# Fly Fishing Jekyll Island. 11-14



## Railroader (Apr 13, 2005)

I caught my FIRST saltwater fish on a fly rod today!!!....I'm still not sure if I caught him or he caught me....  I wish I could say that I saw him tailing, layed the perfect cast, and WHAM!, but that's not how it happened. 

I was just blind casting, practicing more than anything, when about my fifth strip didn't feel just right....  Mr. Red took off, and I musta been a helluva sight trying to transfer from a pile of line in my lap to having him on the rod...  Got him though, and here he is in all his glory...

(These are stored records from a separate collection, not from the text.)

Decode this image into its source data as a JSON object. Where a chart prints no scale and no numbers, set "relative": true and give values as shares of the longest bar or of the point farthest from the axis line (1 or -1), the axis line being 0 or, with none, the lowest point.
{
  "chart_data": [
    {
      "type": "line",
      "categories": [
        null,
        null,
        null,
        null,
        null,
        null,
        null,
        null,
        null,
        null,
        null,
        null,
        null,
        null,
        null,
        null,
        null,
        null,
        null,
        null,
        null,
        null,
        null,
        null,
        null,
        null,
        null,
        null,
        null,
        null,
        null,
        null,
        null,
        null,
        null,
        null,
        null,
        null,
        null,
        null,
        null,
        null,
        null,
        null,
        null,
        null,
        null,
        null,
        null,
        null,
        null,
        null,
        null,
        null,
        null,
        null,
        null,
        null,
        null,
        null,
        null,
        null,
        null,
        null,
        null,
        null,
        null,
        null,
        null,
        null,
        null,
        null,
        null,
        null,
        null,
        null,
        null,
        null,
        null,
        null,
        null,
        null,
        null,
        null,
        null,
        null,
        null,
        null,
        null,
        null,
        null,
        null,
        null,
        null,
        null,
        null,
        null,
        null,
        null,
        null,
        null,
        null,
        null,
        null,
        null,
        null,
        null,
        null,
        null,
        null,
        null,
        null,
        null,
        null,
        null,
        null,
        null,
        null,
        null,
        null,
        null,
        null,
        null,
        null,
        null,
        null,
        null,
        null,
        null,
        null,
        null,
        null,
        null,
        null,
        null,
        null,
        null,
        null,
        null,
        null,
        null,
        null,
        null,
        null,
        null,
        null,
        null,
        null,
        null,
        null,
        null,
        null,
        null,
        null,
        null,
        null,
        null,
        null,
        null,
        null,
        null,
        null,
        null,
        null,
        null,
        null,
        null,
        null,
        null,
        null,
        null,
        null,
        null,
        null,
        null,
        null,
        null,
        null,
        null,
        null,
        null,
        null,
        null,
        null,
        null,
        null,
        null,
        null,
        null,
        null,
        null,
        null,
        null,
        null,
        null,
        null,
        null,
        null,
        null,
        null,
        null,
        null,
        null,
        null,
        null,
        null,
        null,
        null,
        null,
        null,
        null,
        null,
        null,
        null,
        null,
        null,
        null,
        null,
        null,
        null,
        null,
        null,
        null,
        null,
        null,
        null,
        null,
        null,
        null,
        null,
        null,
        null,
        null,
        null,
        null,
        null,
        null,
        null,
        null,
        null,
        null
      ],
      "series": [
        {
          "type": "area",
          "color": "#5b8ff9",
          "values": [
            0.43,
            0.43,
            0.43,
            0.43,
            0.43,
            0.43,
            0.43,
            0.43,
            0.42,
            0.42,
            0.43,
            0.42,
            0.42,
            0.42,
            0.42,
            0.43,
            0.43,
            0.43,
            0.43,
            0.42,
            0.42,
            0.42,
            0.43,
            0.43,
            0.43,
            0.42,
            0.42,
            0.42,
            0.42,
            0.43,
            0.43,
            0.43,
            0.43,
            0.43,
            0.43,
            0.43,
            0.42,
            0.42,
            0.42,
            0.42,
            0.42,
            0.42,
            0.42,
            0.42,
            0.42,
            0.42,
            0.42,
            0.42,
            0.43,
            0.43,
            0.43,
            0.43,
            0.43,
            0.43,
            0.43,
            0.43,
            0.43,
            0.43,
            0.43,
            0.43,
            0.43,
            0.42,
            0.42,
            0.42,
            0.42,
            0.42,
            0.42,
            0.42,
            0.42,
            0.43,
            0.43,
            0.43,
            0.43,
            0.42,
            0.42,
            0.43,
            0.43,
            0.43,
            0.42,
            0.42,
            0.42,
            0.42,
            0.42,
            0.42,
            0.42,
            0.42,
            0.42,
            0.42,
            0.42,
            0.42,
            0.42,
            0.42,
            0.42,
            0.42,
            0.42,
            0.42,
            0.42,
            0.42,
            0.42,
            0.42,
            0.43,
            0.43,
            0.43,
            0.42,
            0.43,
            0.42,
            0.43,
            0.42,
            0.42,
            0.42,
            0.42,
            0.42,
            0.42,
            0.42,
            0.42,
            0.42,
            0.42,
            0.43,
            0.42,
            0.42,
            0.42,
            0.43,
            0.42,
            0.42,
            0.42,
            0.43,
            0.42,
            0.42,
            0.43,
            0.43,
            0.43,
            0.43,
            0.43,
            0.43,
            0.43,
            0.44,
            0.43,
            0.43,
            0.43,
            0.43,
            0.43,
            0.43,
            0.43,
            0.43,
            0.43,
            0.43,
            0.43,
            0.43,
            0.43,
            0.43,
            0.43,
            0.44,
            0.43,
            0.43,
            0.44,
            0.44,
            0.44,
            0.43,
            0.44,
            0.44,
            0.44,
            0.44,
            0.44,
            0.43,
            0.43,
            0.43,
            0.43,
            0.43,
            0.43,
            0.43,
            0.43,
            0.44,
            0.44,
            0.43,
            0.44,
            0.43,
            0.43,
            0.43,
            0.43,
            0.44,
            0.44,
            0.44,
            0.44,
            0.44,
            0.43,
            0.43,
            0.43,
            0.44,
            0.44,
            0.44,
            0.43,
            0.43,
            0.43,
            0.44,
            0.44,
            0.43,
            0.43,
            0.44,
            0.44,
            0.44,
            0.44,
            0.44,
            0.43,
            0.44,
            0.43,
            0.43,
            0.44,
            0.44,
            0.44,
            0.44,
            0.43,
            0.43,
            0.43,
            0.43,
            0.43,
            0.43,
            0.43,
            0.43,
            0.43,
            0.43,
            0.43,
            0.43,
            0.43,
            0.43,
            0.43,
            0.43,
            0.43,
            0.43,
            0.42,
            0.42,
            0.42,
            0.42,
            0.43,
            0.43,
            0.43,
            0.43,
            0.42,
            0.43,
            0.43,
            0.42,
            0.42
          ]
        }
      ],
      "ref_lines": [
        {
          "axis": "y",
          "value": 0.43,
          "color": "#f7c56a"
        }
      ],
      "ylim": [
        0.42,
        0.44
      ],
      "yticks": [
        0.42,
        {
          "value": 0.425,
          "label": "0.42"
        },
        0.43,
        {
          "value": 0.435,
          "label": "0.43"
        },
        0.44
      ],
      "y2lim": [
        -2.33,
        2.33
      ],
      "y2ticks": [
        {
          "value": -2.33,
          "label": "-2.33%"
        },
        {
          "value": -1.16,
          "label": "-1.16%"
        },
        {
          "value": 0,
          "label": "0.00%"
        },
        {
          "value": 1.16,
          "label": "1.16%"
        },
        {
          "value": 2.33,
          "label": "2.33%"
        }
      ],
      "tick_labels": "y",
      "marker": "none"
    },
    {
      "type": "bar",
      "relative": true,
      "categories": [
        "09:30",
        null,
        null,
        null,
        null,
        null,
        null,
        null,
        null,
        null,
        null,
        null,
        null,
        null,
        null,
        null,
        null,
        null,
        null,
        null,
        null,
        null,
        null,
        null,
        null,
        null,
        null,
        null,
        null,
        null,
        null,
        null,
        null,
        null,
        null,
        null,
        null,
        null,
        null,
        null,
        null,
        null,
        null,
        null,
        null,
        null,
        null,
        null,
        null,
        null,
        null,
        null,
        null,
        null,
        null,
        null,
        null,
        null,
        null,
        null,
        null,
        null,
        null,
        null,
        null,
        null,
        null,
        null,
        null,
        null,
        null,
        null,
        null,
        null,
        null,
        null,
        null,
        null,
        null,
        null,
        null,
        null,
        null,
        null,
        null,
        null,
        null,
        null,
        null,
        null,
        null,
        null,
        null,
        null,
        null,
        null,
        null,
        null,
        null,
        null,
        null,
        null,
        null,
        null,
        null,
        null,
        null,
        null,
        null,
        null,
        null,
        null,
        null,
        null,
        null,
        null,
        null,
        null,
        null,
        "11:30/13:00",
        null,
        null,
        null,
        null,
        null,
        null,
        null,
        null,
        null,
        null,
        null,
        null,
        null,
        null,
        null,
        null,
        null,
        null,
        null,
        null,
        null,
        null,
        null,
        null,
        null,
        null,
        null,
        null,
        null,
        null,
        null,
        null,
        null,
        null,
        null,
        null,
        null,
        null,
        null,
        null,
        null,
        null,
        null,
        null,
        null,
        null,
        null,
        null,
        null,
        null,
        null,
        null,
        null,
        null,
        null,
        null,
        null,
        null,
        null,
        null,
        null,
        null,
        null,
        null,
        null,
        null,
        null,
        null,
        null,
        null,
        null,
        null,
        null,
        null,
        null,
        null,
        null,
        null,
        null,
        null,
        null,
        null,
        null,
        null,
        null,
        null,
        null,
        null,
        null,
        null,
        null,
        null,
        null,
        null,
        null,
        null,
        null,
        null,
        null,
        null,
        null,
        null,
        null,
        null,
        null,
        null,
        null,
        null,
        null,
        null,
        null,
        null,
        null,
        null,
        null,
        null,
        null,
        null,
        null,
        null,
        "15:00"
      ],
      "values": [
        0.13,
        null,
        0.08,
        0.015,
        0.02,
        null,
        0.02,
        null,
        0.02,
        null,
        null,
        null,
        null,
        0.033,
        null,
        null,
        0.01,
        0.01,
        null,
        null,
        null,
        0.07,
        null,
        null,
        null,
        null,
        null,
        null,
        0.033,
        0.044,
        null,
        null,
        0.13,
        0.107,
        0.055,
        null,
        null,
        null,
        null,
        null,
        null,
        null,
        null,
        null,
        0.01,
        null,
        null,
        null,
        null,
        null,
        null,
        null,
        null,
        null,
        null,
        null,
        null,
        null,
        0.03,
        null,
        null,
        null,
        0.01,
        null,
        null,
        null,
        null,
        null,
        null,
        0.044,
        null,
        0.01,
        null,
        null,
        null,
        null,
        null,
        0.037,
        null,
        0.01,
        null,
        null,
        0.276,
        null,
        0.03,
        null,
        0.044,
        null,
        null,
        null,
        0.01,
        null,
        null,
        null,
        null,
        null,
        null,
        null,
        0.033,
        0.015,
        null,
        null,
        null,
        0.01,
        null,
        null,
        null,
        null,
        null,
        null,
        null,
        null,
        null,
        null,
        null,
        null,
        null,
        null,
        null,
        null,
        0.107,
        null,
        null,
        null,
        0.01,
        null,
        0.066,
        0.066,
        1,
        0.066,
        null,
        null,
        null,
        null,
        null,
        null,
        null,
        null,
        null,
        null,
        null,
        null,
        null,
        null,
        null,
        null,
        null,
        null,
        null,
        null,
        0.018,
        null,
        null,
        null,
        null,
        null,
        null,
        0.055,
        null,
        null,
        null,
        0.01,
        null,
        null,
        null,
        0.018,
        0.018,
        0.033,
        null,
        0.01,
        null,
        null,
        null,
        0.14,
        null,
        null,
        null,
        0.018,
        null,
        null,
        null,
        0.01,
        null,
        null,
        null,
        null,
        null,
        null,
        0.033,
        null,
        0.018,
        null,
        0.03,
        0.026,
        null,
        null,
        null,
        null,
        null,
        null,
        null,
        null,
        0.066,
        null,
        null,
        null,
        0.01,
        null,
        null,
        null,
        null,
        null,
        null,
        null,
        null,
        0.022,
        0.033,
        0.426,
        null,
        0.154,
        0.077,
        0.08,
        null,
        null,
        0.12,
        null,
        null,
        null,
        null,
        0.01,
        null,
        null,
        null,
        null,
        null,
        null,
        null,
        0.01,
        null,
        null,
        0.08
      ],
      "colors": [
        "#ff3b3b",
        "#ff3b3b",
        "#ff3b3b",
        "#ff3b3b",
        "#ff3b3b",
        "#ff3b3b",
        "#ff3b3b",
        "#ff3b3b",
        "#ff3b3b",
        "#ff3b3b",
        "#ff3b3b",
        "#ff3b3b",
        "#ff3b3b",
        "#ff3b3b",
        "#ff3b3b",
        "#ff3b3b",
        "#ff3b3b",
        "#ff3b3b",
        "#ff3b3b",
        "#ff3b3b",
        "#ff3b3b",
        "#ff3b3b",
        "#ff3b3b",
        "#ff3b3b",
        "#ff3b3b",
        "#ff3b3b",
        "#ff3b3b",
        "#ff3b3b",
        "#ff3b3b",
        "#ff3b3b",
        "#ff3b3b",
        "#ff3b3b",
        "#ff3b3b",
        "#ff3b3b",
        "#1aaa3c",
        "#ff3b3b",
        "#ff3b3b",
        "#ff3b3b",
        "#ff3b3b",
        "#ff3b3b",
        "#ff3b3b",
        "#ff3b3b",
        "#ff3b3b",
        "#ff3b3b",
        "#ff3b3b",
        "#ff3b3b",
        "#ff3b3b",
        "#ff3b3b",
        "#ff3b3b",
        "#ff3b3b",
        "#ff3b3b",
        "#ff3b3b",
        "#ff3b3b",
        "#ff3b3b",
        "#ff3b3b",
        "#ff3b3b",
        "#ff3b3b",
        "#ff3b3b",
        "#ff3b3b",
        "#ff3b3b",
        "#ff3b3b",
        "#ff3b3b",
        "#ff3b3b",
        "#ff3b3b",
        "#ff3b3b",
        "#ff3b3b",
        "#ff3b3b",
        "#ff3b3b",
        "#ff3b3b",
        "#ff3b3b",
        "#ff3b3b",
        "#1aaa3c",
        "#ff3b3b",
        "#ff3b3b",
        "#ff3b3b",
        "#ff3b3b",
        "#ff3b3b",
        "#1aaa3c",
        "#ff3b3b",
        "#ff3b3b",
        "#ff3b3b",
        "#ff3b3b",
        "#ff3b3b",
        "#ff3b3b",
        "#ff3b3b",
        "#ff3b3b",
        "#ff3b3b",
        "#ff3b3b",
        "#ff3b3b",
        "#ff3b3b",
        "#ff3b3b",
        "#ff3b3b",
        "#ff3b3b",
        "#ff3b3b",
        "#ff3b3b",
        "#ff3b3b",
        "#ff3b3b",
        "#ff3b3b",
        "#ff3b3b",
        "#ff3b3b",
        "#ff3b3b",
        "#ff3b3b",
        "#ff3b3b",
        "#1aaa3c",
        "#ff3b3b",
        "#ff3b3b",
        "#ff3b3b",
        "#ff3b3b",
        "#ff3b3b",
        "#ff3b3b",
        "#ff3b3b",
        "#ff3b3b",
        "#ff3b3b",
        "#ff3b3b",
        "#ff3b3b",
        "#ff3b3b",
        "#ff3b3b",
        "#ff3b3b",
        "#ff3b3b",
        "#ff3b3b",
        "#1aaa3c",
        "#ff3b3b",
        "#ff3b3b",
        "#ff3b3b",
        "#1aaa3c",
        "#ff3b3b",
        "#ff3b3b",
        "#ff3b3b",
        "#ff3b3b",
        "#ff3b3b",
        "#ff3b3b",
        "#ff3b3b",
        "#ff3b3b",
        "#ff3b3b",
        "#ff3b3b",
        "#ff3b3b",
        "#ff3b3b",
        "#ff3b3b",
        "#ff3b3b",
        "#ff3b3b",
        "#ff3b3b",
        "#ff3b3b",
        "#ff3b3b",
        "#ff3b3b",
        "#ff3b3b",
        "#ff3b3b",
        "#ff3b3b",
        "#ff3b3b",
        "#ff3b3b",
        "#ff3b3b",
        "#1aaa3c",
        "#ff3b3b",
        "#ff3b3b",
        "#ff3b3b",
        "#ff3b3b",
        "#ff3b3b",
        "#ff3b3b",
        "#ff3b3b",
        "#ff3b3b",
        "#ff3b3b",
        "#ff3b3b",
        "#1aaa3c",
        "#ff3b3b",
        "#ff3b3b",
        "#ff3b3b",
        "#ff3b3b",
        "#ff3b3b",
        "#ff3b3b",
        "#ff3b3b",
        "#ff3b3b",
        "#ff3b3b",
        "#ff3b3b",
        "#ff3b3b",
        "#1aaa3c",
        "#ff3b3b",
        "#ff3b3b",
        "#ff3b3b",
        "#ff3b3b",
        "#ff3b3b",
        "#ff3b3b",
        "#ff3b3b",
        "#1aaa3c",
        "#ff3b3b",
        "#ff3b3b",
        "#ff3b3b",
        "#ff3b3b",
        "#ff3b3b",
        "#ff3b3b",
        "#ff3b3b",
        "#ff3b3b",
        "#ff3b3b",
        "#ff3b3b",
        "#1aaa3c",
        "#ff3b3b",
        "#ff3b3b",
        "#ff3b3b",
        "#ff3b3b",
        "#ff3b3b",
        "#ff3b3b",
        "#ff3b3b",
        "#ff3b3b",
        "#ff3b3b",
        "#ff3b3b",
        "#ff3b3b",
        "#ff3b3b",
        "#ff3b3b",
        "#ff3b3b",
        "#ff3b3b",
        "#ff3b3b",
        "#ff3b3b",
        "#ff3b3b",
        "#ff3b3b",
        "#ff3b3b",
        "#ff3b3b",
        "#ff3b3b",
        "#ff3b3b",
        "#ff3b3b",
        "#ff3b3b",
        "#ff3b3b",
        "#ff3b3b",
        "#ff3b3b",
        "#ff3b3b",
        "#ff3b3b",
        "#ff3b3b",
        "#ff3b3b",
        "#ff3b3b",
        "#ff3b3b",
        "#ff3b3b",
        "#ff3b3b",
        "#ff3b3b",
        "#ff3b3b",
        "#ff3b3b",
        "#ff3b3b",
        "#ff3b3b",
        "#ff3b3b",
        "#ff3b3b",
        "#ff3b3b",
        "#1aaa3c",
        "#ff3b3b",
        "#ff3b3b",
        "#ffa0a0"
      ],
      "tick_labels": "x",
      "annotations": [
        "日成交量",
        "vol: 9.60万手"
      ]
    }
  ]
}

He was the only fish I caught on the long rod, but it sure was a blast, and I wanna catch MORE, MORE,MORE!!!

I caught some of these...










And I also saw a marten(mink?) attack, kill, and tote off a blue crab..  Never seen one of those little beasts before in the wild.
Tried to get a picture, but just couldn't get a good one one.

After I had loaded up and was headed home, I stopped at a couple of my shore bound honey-holes and picked up another red, a few more trout, and a small flounder.

All in all about a dozen fish, and a BEAUTIFUL day on the water.


----------



## barty b (Dec 31, 2004)

Nice job Georgia, Nothin like your first red on fly tackle,It made me go out and spend near 500$ on all kinda shtuff that now resides in my closet! Goin to the jetties tomorrow for some sheepies

About the blue crab killer, River otter, I see 'em up the intracoastal and around mayport occasionally.


----------



## uncdub13 (Aug 9, 2003)

that's awesome man


----------



## emanuel (Apr 2, 2002)

A whole lot different than bass fishing, huh?


----------



## RuddeDogg (Mar 20, 2004)

*Great job*

Hven't got the fly thing down yet. maybe when I retire in 7 years. Good job. Congrats on the catch.


----------



## kinggargantuan (Sep 3, 2006)

congrats!

what kind of fly were you using? I'm dying to catch something on the fly.

and 12 more fish after that!? NICE I've been lucky to catch 2 fish total this year out of about 5 or 6 outings.


----------



## mack52 (Apr 26, 2005)

nice job


----------



## bbcroaker (Jan 6, 2005)

RuddeDogg said:


> Hven't got the fly thing down yet. maybe when I retire in 7 years. Good job. Congrats on the catch.


Hey Rudde Dogg I've used the fly rod I got from you a couple of time and cought some Perch one evening. Never tought they would hit on a fly.
No stripers yet but I'm having fun trying.


----------



## bbcroaker (Jan 6, 2005)

Hey Congrats on your first fish on the long pole RR.
Man you'e fishing in Kayak Heaven down there .
Stopped for a nights rest at the Quality Inn in Brunswick a couple of weeks ago on the way to Florida..
Went sight seeing around St. Simmons and Jekle Islands. What a gorgious and fishy looking place.
Got to stop there next time with my rod. Would I need a fishin Licence there?
In Fl. Saltwater you don't need one fishing from shore.
Man keep on whippin that long pole for them Reds and Speckle .


----------



## Railroader (Apr 13, 2005)

Yes, you'd need a license in Ga., but you can buy a temporary over the internet, gofishga.com I think it is...

The law has changed in Fla. as well if you are from out of state....You will need a license there as well. Does not apply to pay piers like JaxBeach. Your fee covers it.


----------